À la Nouvelle Renaissance, l'inclusion des personnes en situation de handicap est rendue possible grâce au label "sport inclusif" décerné par le Comité Paralympique français. À l'heure actuelle, la section judo et la section zumba accueille des personnes en situation de handicap, et l'idée est de l'ouvrir à d'autres disciplines.
Stéphane, l'entraîneur d'Hicham Aboukebir voit dans ce dispositif une réelle force, et a su s'adapter sans pour autant changer sa manière de faire : "Je les considère comme des gens valides. S'ils doivent se faire engueuler parce qu'ils font quelque chose de mal, je vais les engueuler. Bien sûr, il faut leur expliquer les choses plusieurs fois, de manière différentes [...] nous on est un club familial, le fait d'avoir mis les sport adapté avec nous, ça a encore plus fortifié ce contexte, tout le monde fait du judo ensemble, on partage des choses ensemble".
Au total, 24 clubs ont ce label "sport inclusif" aujourd'hui dans la métropole lyonnaise qui compte 2400 clubs. Le chemin est encore long, mais c'est une volonté de l'exécutif métropolitain de développer le dispositif, ce qu'assure Florestan Groult, en charge des sports : "La politique "sport santé adapté handicap" on l'a pense dans la durée, on la pense en dehors des Jeux Olympiques et Paralympiques. Maintenant, avec ceux jeux, ça nous a donné un coup d'accélérateur, et à nous d'en profiter pour continuer de construire".
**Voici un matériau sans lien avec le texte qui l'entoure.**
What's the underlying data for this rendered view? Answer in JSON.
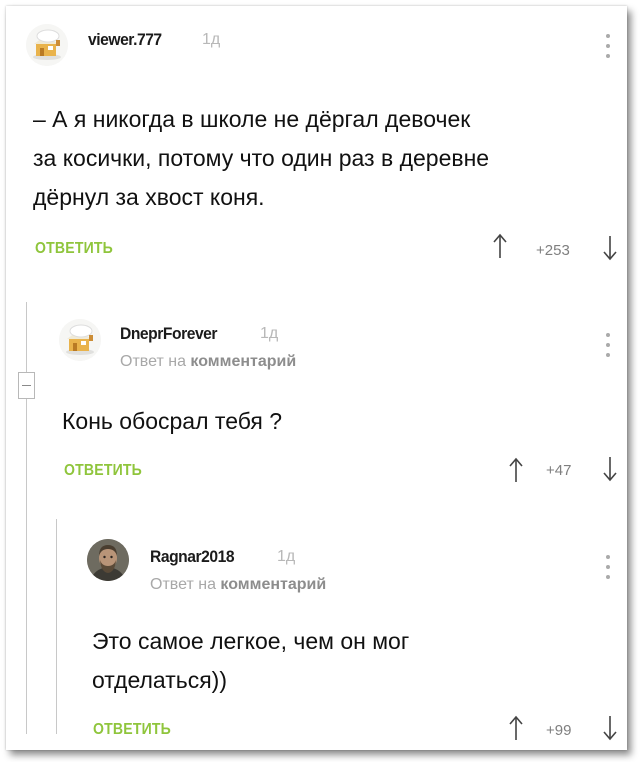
{
  "comments": [
    {
      "username": "viewer.777",
      "age": "1д",
      "text_lines": [
        "– А я никогда в школе не дёргал девочек",
        "за косички, потому что один раз в деревне",
        "дёрнул за хвост коня."
      ],
      "reply_label": "ОТВЕТИТЬ",
      "rating": "+253",
      "avatar_icon": "default-house-avatar-icon"
    },
    {
      "username": "DneprForever",
      "age": "1д",
      "reply_to_prefix": "Ответ на",
      "reply_to_link": "комментарий",
      "text_lines": [
        "Конь обосрал тебя ?"
      ],
      "reply_label": "ОТВЕТИТЬ",
      "rating": "+47",
      "avatar_icon": "default-house-avatar-icon"
    },
    {
      "username": "Ragnar2018",
      "age": "1д",
      "reply_to_prefix": "Ответ на",
      "reply_to_link": "комментарий",
      "text_lines": [
        "Это самое легкое, чем он мог",
        "отделаться))"
      ],
      "reply_label": "ОТВЕТИТЬ",
      "rating": "+99",
      "avatar_icon": "bearded-man-photo-avatar-icon"
    }
  ],
  "colors": {
    "reply_green": "#8fc53c",
    "text": "#111111",
    "muted": "#b8b8b8",
    "thread_line": "#c8c8c8"
  }
}
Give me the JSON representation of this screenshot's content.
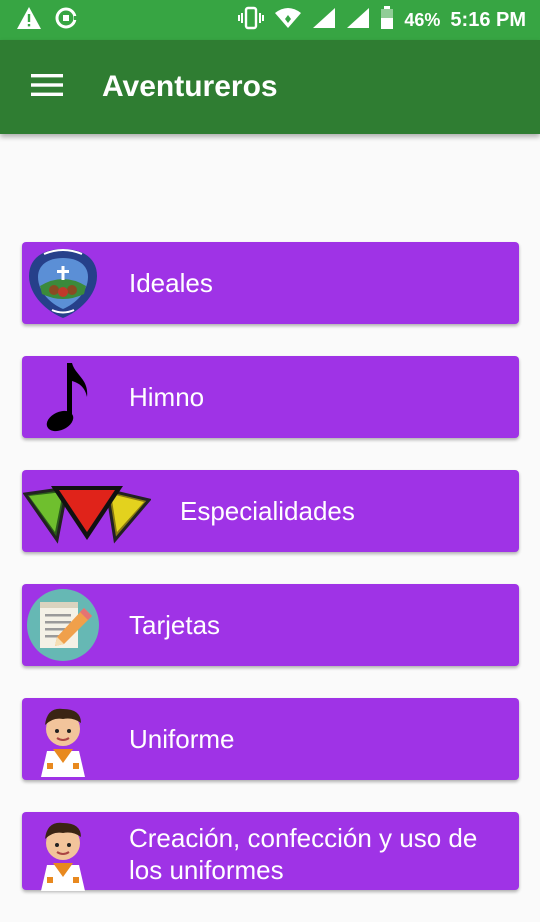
{
  "status_bar": {
    "battery": "46%",
    "time": "5:16 PM",
    "icons": [
      "warning-icon",
      "sync-icon",
      "vibrate-icon",
      "wifi-icon",
      "signal-icon",
      "signal-icon",
      "battery-icon"
    ]
  },
  "app_bar": {
    "title": "Aventureros",
    "menu_icon": "hamburger-menu-icon"
  },
  "menu": {
    "items": [
      {
        "label": "Ideales",
        "icon": "adventurer-club-badge-icon"
      },
      {
        "label": "Himno",
        "icon": "music-note-icon"
      },
      {
        "label": "Especialidades",
        "icon": "triangle-badges-icon"
      },
      {
        "label": "Tarjetas",
        "icon": "notepad-pencil-icon"
      },
      {
        "label": "Uniforme",
        "icon": "boy-uniform-icon"
      },
      {
        "label": "Creación, confección y uso de los uniformes",
        "icon": "boy-uniform-icon"
      }
    ]
  },
  "colors": {
    "status_bar": "#37a543",
    "app_bar": "#2f7d32",
    "item_background": "#9f33e6",
    "page_background": "#fafafa"
  }
}
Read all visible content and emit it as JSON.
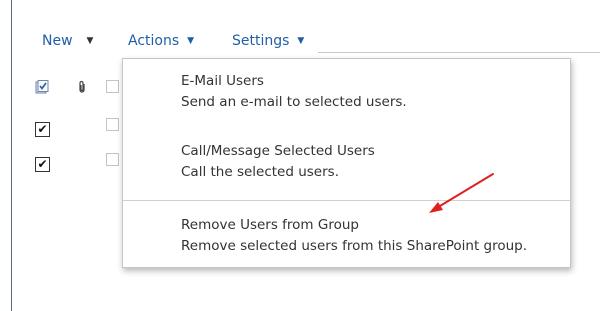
{
  "toolbar": {
    "new_label": "New",
    "actions_label": "Actions",
    "settings_label": "Settings",
    "caret": "▼"
  },
  "list": {
    "rows": [
      {
        "checked": true,
        "check_glyph": "✔"
      },
      {
        "checked": true,
        "check_glyph": "✔"
      }
    ],
    "attachment_glyph": "📎"
  },
  "actions_menu": {
    "items": [
      {
        "title": "E-Mail Users",
        "description": "Send an e-mail to selected users."
      },
      {
        "title": "Call/Message Selected Users",
        "description": "Call the selected users."
      },
      {
        "title": "Remove Users from Group",
        "description": "Remove selected users from this SharePoint group."
      }
    ]
  },
  "colors": {
    "link": "#1f5fa8",
    "annotation_arrow": "#e02020"
  }
}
Construire, pour permettre à tous de bénéficier de ce droit au sport. Il y a dix ans Michel Sorine, sportif amateur subit un coup d’arrêt : un accident de vélo le rend tétraplégique. Mais dès sa sortie d’hôpital, il veut continuer à faire du sport : « J’ai essayé de m’inscrire dans des salles de sport, avec un abonnement prohibitif, j’avais accès à une machine et encore, donc on s’est créé notre propre salle ». Avec des amis il crée alors la première salle de sport en France 100% dédiée aux personnes en situation de handicap. Quelques années plus tard, une centaine d’adhérents fréquentent la salle et une nouvelle salle va ouvrir à Grenoble.
Les Jeux ont tellement mis en valeur le sport et le handicap, que j’ai eu envie de faire quelque chose, pour prolonger le rêve
Le fondateur de la société Extra Sport (qui organise notamment la Sainté-Lyon, le Marathon International du Beaujolais), a lui-même été surpris de l’engouement autour des Jeux Paralympiques, qu’il se devait de mettre de repenser les courses qu’il organise : « [Les Jeux] ont tellement mis en valeur le sport et le handicap, que j’ai eu envie de faire quelque chose, prolonger le rêve […] donc cette année on a mis en place une équipe Paralight. Light parce qu’on veut mettre en lumière les handicaps psychiques et physiques ». Entre 10 et 20 coureurs en situation de handicap participeront à la Sainté-Lyon. Pour mettre ce genre d’initiative en place, Michel Sorine peut compter sur des sponsors et partenaires de longue date, car le défi est de taille : équiper, notamment des athlètes tétraplégiques avec des goélettes, trouver le financement, et surtout tout faire pour que d’une initiative, l’intégration des personnes en situation de handicap soit une réalité sur le long terme.